What this movie needed is a protagonist whom we, the audiences could travel with. This is the most fundamental rule of any films you watch. The main character is pivotal, period. Lucas Black plays the hero, whose name one doesn't remember, because that is all the character is worth! He doesn't have a motivation, sense of purpose, dramatic need, stance or anything at all, let alone being charismatic or the very least, watchable! All he does is talk cock, get himself into troubles, winch himself into challenges he can't win, for girls he adamantly wants for God knows what reasons! At the end, what's his character arc? He learnt drifting. That's very helpful.
Apart from how direly the character is written, the actor certainly looks nothing like a high school student! He is sent over to Tokyo for schooling, but he doesn't recognize a single Japanese word. Hold on, how on Earth was he accepted in the school, then? And why are there more Americans studying as well, who are equally illiterate about the local language. Is this some sort of a county after county high school change? Holy, Jesus!
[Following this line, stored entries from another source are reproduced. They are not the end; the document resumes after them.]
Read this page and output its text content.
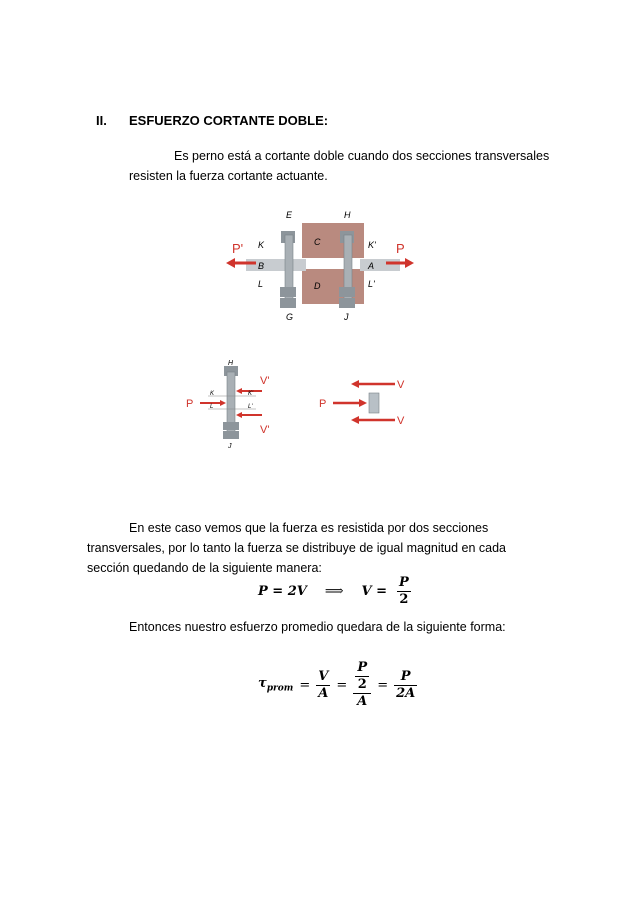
II. ESFUERZO CORTANTE DOBLE:
Es perno está a cortante doble cuando dos secciones transversales
resisten la fuerza cortante actuante.
E	H
P'	P
K	K'
B
C
A
D
L	L'
G	J
H
V'
P
K	K'
L	L'
V'
J
V
P
V
En este caso vemos que la fuerza es resistida por dos secciones
transversales, por lo tanto la fuerza se distribuye de igual magnitud en cada
sección quedando de la siguiente manera:
P = 2V ⟹ $V = \frac{P}{2}$
Entonces nuestro esfuerzo promedio quedara de la siguiente forma:
$\tau_{prom} = \frac{V}{A} = P$
2
$A = \frac{P}{2A}$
Do the screenwriters really think the audiences are total idiots? And how does all the high school students know what happened in the underground racing club, as if every one of them are involved in it? Every foreign students are part of the arena, that's for sure, just because you need English speaking characters around.
There's no plot, there's no direction to the plot and the absence of material is shockingly appalling! This movie is nothing more than just a car studio tour with mindless chases in between. Most of the racing scenes are badly photographed. Side actors and actresses are fake & cheesy. Sung Kang as Han Lue is cool, but it makes no sense for him to pick up a random guy and allowing expensive collateral damage all the way through. Despite whatever reasoning he may have, it just doesn't sit in our minds.
If there are any positives at all, it would be the catchy soundtrack. Opening credits' style is nice, as it is with some of the drifting sequence against the night landscape.
"Life's simple. You make a choice and never look back."